All’obbligo di servire la patria in armi corrisponde il diritto dello stato di pretendere questa prestazione dai suoi cittadini. Diritto e dovere sono anche in altri modi intrecciati: il diritto all’istruzione non può andare disgiunto dall’obbligo di andare a scuola; il diritto al lavoro non può essere separato dall’obbligo di lavorare quando il lavoro sia stato assegnato.

Naturalmente il problema è molto complesso e non bastano certo queste poche parole per chiarirlo. Se io ho parlato dell’età dei diritti anziché dell’età dei doveri, è perché sono partito dalla constatazione (una constatazione prima ancora che una valutazione) che tutti i movimenti di emancipazione umana che caratterizzano l’età moderna, e che pertanto secondo me dovrebbero caratterizzare oggi più che mai la politica della sinistra, nascono da questa o quella richiesta di diritti dell’individuo o dei gruppi contro poteri costituiti. Così il movimento operaio chiede il diritto di associazione, poi la partecipazione al voto, che si presenta storicamente come la richiesta del diritto di voto. Il movimento femminista sorge chiedendo il suffragio universale esteso anche alle donne, e poi via via il diritto alla parità col coniuge, nelle professioni, nel salario ecc. Entro gli ospedali nascono le cosiddette carte dei diritti degli ammalati. Di contro ai poteri sempre più grandi delle imprese produttrici dei beni nascono le associazioni dei diritti dei consumatori. Di fronte allo strapotere dei mass media, il diritto alla libertà dell’informazione ecc. Che cosa sono i movimenti ecologici se non associazioni per affermare il diritto a vivere in un ambiente non inquinato? E cosa dire del diritto all’aborto, del diritto al divorzio, del diritto (discutibile, lo ammetto) alla buona morte ecc. ecc.? L’era post-bellica è nata dalla Dichiarazione universale dei diritti dell’uomo, del dicembre 1948. E ti par poco? Si capisce che al diritto di vivere in un ambiente non inquinato corrisponde il dovere delle imprese di evitare l’inquinamento, degli automobilisti di usare benzine meno inquinanti ecc.

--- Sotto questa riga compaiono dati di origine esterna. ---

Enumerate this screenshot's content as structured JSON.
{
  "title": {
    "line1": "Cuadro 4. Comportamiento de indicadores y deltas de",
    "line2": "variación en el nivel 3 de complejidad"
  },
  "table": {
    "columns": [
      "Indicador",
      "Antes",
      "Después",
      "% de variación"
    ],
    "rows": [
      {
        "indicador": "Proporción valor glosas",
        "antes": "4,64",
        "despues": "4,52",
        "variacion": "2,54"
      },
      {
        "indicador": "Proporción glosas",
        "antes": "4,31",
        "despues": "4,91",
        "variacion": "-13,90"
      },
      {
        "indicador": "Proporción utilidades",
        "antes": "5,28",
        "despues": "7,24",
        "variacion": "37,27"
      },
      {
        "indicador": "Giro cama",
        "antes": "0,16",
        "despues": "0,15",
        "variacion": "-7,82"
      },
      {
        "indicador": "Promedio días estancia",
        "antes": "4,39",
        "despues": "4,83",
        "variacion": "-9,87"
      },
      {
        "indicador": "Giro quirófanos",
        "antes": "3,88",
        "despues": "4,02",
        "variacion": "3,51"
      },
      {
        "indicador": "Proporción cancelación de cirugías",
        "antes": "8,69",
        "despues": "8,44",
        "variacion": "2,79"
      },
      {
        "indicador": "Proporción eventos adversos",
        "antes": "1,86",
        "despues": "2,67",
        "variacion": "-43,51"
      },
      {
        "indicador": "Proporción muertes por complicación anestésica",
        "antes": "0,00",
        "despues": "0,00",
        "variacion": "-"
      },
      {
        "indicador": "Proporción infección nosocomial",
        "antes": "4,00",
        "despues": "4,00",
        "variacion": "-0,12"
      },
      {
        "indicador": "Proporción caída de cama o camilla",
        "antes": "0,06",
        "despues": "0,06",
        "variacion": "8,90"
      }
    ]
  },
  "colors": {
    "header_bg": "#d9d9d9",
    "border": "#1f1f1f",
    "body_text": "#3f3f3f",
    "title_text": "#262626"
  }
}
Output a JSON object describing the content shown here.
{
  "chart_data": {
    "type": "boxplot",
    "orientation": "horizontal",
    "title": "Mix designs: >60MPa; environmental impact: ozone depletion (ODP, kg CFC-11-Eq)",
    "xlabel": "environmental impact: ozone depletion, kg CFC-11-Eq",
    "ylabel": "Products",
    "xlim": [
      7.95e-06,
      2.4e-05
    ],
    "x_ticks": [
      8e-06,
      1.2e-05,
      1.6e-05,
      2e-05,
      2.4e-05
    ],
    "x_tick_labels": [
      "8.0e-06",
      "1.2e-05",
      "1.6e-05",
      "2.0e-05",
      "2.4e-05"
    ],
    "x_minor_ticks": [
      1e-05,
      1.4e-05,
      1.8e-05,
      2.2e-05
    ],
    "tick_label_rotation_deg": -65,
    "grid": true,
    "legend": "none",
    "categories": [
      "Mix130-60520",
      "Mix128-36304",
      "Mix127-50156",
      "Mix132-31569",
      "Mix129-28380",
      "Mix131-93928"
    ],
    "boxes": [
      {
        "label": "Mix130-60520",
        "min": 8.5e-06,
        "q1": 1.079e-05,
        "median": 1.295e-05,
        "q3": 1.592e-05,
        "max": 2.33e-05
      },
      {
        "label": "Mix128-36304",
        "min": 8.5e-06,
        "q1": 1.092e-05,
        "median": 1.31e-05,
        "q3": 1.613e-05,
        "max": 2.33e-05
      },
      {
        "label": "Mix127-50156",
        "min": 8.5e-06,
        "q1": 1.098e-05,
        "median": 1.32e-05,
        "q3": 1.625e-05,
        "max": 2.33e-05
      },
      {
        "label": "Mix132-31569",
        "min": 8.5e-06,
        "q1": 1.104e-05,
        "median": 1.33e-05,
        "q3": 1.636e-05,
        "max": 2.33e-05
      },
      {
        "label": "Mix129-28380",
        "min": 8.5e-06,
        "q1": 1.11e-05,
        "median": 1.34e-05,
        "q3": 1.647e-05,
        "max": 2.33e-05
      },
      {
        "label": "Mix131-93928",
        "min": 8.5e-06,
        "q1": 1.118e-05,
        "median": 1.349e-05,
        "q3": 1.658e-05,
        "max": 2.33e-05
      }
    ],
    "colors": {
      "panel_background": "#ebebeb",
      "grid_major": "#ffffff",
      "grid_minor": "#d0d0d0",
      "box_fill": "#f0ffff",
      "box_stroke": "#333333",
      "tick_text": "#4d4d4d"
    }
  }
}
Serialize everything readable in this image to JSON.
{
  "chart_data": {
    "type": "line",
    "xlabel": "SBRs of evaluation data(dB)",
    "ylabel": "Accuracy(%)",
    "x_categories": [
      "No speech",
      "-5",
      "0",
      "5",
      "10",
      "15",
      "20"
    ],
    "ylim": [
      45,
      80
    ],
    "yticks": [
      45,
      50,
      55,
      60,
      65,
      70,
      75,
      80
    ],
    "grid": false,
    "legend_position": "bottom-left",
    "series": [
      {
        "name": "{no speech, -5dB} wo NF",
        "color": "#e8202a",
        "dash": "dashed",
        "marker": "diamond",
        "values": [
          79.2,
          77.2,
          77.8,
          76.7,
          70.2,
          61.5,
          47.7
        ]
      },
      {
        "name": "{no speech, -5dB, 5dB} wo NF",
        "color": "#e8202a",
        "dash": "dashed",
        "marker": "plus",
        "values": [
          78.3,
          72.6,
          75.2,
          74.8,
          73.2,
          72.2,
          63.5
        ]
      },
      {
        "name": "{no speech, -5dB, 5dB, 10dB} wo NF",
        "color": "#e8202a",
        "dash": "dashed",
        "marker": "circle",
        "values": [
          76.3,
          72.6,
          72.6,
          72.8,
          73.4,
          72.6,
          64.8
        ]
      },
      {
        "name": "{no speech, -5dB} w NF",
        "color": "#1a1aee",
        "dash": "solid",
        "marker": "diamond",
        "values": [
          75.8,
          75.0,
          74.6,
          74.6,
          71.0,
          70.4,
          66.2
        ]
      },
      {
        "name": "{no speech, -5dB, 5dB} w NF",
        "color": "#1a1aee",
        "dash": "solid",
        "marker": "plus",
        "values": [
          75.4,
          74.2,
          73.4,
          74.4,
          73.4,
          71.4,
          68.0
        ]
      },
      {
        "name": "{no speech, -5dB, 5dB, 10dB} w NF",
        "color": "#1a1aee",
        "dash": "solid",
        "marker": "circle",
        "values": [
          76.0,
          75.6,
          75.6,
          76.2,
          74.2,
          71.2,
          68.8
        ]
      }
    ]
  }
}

Ma il mettersi dalla parte dei diritti piuttosto che da quella dei doveri significa mettersi generalmente (non sempre, d’accordo) dalla parte della libertà contro il potere.

Anche nel caso che tu citi dei poveri del Terzo Mondo, e, si potrebbe aggiungere, nel caso dei nuovi poveri dei paesi dell’Est europeo. Noi riteniamo di avere degli obblighi verso i paesi più poveri in quanto siamo venuti riconoscendo a poco a poco che avevano dei diritti, prima di tutti quello di non morire di fame. Non ho nessuna difficoltà ad ammettere che all’età dei diritti corrisponde simmetricamente l’età dei doveri. Ma di questa, al prossimo libro! Sul secondo tema, quello della "simpatia" dei comunisti italiani per l’Unione Sovietica, posso darti tranquillamente ragione. Ho usato una parola debole di proposito. Non sono mai stato comunista, tu lo sai, ma il ritorno sui temi dei comunisti divoratori di bambini, che permette ancor oggi ai Dc di tener ben ferme in mano le redini del potere, senza bisogno di ricorrere a milizie occulte, lo trovo inverecondo. Il fatto di non essere mai stato comunista non mi ha mai indotto a diventare democristiano. Con molto affetto, ricordando il famoso viaggio in Cina di cui io stesso contribuii a dare un resoconto sostanzialmente positivo.